Matter-of-factly, even if according to the leadership of the House, they want the center to be as befitting as possible, to have modern day ICT aura and touch, it will only take a modest cost to just put the place in a manageable state for journalists to have a place to sit and do their stories as well as share conviviality.

If the House wants to make the center a kings’ court, it could as well do that later but at the moment, there is an urgent need to quickly get the center ready for use. The constant excuse by the House leadership that there is not yet funding for equipping the center only seeks to defeat the need to adequately accommodate journalists to enable them do their work.

The leadership of the House should immediately furnish the media center with a modest budget which can be provided by the leadership of the House.

Secondly, the lighting system in the media center is a case because only two sockets were working at my last check.

No doubt the 8th Assembly has done well by opening itself to the Press unlike the previous Assembly that shielded itself from the public, but it is worthy to note that in reporting the legislature, the working condition of journalists is critical to the work of the legislators.

Presently, the Chief Press Secretary to the Speaker, now perches on the Speaker’s Conference room while ‘his boys’ share the Speaker’s waiting room which has been long converted to an open office, while other journalists posted to the Assembly are left to their fate.

Also, to make the job easy there must be good and strong communication mechanism put in place as well as logistics.
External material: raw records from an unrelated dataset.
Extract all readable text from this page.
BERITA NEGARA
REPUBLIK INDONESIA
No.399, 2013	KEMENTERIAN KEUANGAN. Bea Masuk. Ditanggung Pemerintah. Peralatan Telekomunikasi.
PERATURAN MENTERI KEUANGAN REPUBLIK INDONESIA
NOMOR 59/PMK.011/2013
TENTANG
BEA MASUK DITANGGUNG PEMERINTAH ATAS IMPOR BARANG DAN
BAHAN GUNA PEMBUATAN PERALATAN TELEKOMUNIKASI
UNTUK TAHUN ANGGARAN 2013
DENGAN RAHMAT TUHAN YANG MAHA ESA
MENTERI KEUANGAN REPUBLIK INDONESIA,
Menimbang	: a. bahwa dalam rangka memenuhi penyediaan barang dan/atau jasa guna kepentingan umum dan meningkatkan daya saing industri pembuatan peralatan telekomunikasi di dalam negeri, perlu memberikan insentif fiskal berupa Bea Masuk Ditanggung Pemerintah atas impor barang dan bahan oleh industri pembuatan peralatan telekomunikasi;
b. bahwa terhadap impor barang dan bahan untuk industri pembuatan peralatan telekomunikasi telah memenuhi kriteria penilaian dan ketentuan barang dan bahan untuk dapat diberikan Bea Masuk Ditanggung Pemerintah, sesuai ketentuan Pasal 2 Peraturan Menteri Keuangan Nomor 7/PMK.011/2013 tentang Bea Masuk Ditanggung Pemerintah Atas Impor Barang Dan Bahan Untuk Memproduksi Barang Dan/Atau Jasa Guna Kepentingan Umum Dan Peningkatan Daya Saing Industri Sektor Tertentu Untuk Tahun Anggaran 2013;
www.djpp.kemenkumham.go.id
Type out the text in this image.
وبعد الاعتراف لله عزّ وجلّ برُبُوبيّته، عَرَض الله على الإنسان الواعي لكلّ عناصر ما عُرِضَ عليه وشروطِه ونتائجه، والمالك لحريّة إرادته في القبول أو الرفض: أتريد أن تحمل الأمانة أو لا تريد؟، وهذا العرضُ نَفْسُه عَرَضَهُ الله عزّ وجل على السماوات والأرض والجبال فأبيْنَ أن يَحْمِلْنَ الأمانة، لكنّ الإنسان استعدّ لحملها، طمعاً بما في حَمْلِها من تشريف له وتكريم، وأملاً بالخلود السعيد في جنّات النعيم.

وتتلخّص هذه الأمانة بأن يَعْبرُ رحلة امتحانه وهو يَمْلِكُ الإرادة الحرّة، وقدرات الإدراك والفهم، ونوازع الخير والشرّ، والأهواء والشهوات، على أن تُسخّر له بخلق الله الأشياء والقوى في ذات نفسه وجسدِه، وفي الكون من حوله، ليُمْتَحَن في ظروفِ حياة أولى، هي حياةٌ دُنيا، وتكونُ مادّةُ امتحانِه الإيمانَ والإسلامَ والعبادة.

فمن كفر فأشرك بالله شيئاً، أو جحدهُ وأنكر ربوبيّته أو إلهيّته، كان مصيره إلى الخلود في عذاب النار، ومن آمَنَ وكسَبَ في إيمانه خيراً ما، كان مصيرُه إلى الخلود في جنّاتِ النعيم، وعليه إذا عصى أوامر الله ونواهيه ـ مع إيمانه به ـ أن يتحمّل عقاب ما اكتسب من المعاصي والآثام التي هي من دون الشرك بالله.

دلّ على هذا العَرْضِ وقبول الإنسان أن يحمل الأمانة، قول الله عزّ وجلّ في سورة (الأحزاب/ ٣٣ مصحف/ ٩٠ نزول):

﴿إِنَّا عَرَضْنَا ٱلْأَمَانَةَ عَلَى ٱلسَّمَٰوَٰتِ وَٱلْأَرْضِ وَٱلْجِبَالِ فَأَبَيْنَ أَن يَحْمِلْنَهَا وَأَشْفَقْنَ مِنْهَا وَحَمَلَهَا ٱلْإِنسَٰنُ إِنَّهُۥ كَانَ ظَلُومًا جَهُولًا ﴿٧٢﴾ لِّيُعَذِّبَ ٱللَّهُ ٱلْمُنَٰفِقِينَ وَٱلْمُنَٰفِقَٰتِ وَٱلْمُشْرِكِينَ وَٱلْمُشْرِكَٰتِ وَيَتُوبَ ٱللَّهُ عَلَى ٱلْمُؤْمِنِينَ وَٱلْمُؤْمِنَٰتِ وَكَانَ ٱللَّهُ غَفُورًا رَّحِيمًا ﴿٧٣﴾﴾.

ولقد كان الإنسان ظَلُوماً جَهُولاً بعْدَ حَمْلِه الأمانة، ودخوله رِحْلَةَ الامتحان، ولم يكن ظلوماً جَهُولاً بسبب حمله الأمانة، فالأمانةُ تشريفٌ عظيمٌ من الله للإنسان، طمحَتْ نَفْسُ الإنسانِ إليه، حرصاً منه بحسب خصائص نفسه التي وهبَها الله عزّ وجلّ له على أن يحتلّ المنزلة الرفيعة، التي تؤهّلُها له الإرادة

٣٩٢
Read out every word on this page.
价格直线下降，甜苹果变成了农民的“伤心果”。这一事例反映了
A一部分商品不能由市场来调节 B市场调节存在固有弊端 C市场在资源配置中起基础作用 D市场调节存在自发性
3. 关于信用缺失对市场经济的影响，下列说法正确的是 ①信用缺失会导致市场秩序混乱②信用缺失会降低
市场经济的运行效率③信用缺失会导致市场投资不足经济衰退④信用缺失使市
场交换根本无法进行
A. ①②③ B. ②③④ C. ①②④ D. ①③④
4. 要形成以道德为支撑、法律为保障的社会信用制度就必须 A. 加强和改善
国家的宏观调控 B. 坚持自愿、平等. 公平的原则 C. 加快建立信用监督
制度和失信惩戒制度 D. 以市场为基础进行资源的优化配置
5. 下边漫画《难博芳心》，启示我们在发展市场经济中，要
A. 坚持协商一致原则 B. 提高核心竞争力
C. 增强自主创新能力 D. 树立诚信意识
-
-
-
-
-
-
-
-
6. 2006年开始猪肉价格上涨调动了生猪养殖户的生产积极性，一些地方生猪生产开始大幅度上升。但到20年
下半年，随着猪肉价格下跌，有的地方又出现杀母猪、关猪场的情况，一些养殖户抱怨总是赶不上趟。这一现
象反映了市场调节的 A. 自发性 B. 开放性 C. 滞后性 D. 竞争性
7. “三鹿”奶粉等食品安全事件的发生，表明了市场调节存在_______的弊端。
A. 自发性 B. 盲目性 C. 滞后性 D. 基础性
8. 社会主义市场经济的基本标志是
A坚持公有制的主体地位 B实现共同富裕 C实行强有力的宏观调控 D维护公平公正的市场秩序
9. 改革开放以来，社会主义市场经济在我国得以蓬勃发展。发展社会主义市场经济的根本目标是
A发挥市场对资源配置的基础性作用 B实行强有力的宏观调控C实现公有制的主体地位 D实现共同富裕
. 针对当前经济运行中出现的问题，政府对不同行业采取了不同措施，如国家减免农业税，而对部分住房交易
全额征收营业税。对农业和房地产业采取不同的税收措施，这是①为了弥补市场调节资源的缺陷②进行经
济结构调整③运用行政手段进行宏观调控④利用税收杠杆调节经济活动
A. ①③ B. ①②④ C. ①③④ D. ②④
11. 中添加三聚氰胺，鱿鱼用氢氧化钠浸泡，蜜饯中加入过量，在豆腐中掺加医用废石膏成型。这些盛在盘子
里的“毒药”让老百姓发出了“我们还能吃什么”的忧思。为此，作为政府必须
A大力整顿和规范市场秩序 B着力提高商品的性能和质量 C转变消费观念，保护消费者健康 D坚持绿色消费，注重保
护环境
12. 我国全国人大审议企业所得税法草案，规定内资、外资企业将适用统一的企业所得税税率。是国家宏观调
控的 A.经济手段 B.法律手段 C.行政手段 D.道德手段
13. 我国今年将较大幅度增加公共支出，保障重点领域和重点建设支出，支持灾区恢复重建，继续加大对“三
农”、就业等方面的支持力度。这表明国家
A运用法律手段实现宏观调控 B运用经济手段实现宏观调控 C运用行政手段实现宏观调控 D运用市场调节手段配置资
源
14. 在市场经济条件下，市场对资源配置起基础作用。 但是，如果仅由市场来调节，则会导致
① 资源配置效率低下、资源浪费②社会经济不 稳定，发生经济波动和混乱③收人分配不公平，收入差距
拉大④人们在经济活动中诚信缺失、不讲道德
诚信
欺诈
Those who understand the workings of the Assembly will agree with me that there is no strong flow of communication of the Speaker’s activities and that of the House to journalists reporting them, there is no means of mobility and other necessary requirement to make the work easy for.

If they insist on giving journalists a Kings Court for correspondence chapel, they can as well go ahead and build media houses for the journalists but if they can’t they should cut their coat according to their cloth now.